Dienstprogramme
Ein Dienstprogramm enthält ausführbaren Code für einen oder mehrere Dienste. Ein Dienstprogramm, das mit dem typdienst Win32-Prozess erstellt wurde, _ _ _ enthält den Code für nur einen Dienst. Ein Dienstprogramm, das mit dem typdienst _ Win32- _ Freigabeprozess erstellt wurde _ , enthält Code für mehr als einen Dienst, der Ihnen die Freigabe von Code ermöglicht. Ein Beispiel für ein Dienstprogramm, das dies tut, ist der generische Dienst Host Prozess, Svchost.exe, der interne Windows-Dienste hostet. Beachten Sie, dass Svchost.exe für die Verwendung durch das Betriebssystem reserviert ist und nicht von nicht-Windows-Diensten verwendet werden sollte. Stattdessen sollten Entwickler eigene Dienst hostingprogramme implementieren.
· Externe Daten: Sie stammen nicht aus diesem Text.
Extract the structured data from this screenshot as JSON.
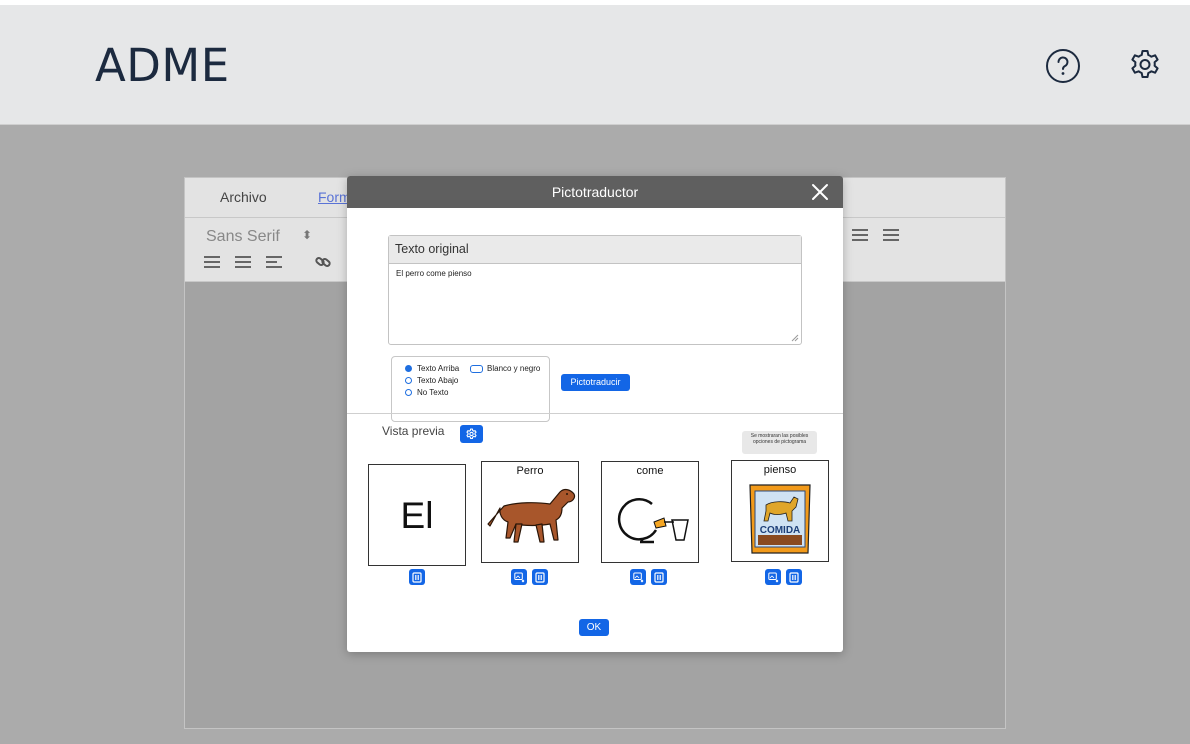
{
  "app": {
    "brand": "ADME"
  },
  "header": {
    "help_icon": "help-circle-icon",
    "settings_icon": "gear-icon"
  },
  "editor": {
    "menu": {
      "archivo": "Archivo",
      "formato": "Form"
    },
    "toolbar": {
      "font": "Sans Serif",
      "font_caret": "⬍"
    }
  },
  "modal": {
    "title": "Pictotraductor",
    "original": {
      "heading": "Texto original",
      "text": "El perro come pienso"
    },
    "options": {
      "texto_arriba": "Texto Arriba",
      "texto_abajo": "Texto Abajo",
      "no_texto": "No Texto",
      "blanco_negro": "Blanco y negro",
      "selected": "Texto Arriba"
    },
    "translate_button": "Pictotraducir",
    "preview_label": "Vista previa",
    "tooltip": "Se mostraran las posibles opciones de pictograma",
    "cards": [
      {
        "label": "",
        "big_text": "El",
        "image": "none"
      },
      {
        "label": "Perro",
        "big_text": "",
        "image": "dog-pictogram"
      },
      {
        "label": "come",
        "big_text": "",
        "image": "eating-pictogram"
      },
      {
        "label": "pienso",
        "big_text": "",
        "image": "dog-food-bag-pictogram",
        "bag_text": "COMIDA"
      }
    ],
    "ok_button": "OK"
  },
  "colors": {
    "accent": "#1366e6",
    "header_bg": "#e6e7e8",
    "modal_header": "#5f5f5f",
    "brand_text": "#1c2a3f"
  }
}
Ein Dienstprogramm kann so konfiguriert werden, dass es im Kontext eines Benutzerkontos entweder über die integrierte (lokale), primäre oder vertrauenswürdige Domäne ausgeführt wird. Sie kann auch so konfiguriert werden, dass Sie in einem speziellen Dienst Benutzerkontoausgeführt wird.
In den folgenden Themen werden die Schnittstellen Anforderungen des Dienststeuerungs-Managers (SCM) beschrieben, die ein Dienstprogramm enthalten muss:
Diese Themen gelten nicht für Treiber Dienste. Informationen zu den Schnittstellen Anforderungen für Treiber Dienste finden Sie im Windows-Treiberkit (WDK).
Ein Dienst wird als Hintergrundprozess ausgeführt, der sich auf die Systemleistung, Reaktionsfähigkeit, Energieeffizienz und Sicherheit auswirkt. Richtlinien zur Dienst Optimierung finden Sie unter entwickeln effizienter Hintergrundprozesse für Windows. In den folgenden Themen werden zusätzliche Überlegungen zur Programmierung beschrieben:
- Dienststatus Übergänge
- Empfangen von Ereignissen in einem Dienst
- Multithread-Dienste
- Dienste und die Registrierung
- Dienste und umgeleitete Laufwerke
- Dienst Triggerereignisse
Beachten Sie Folgendes: Wenn das Dienstprogramm als RPC-Server fungiert, sollte es dynamische Endpunkte und gegenseitige Authentifizierung verwenden.